Our first order of business was to buy our train ticket from Kiev to Krakow. I had been unable to find any train schedules which included this trip on the internet, and in any case it is not possible to book train travel from outside Ukraine. The best I could do was an indication from a friend of a friend who thought there was a train from Kiev to Krakow which could be booked on arrival in Kiev.

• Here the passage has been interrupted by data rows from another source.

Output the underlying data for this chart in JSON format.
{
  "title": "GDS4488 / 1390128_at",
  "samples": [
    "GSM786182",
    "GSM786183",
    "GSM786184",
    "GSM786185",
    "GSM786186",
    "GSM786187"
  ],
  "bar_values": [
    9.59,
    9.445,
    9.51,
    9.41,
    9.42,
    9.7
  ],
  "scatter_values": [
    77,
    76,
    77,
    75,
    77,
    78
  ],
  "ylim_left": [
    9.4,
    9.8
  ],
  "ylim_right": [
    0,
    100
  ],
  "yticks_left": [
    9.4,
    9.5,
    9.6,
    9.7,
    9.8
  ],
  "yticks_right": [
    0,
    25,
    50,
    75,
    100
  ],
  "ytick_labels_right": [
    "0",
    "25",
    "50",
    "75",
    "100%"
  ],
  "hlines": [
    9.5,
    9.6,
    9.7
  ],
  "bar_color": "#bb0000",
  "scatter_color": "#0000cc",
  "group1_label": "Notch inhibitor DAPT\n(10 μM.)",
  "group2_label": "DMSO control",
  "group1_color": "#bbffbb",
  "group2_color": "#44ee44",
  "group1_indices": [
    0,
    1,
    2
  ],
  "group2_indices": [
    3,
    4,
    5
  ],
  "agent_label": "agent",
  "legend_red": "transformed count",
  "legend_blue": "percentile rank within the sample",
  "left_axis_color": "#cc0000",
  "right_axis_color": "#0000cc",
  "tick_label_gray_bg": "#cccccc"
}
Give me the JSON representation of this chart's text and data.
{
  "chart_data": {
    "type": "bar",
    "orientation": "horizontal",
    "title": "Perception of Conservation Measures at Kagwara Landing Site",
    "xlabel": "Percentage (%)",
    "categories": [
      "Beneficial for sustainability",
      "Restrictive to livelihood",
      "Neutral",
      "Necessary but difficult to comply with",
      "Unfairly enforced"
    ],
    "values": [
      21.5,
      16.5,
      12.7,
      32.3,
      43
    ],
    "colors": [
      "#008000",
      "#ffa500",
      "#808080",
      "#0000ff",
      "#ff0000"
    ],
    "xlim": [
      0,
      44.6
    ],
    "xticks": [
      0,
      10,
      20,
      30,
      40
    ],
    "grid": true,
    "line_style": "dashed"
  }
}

Without Lyuda, we’d have been in deep trouble. The taxi drivers and train clerks we encountered do not speak English. Lyuda negotiated for a minivan ride from the airport to the train station and then bought our train ticket. She helped us find and check into our hotel. They had never heard of Travelocity, but had rooms available at just slightly more than my Travelocity reservation said. Then, we met her sister Ula, who lives in Kiev and they showed us the highlights. We took the funicular up to St. Sophia and St Andrews churches (below). Approximately 90% of Ukrainians belong to the Orthodox Church, and the Orthodox churches and monasteries are beautiful.
We also visited Andryvski Street, a market street and the main plaza. As with many Eastern European cities the main plaza was the focus of activity…street musicians, break dancers, human and real statues. Here is a sample.
We also visited the Chernobyl Museum. It was an eerie feeling seeing the signs indicating the villages near Chernobyl when you enter the museum, then see them struck through when you leave because they no longer exist. And, a lot of brave men gave their lives to make sure the disaster was not worse. Soldiers worked in 15 minute shifts to reduce their exposure to radiation.
Then, Derek and Polina offered to help us attend their church on Sunday. Good thing, because even though I had the address of a church in Kiev, I doubt we would ever have found it. We met Polina’s mother and sister, and Polina’s mother translated the service for us. I’m always amazed that, no matter where you visit, you will find a loving community and family in the church.
After church we visited the Lavra, a beautiful monastery over caves lined with mummified remains of monks who lived there. (I didn't take my camera that day, but I hope to post some pictures when Dee publishes hers.)
After that, it was off to visit the Rodina (a 300 meter tall steel statue) and the surrounding park, celebrating the Russian/Ukraine victory over the Germans in WWII. Despite the difficulty of communicating and navigating, we had a great time. It was a rare opportunity to visit with rare insights into an intriguing world. And, we discovered that if you stared at your map with a confused look on your face long enough, someone would volunteer to try to help you….despite speaking at most a few words of English.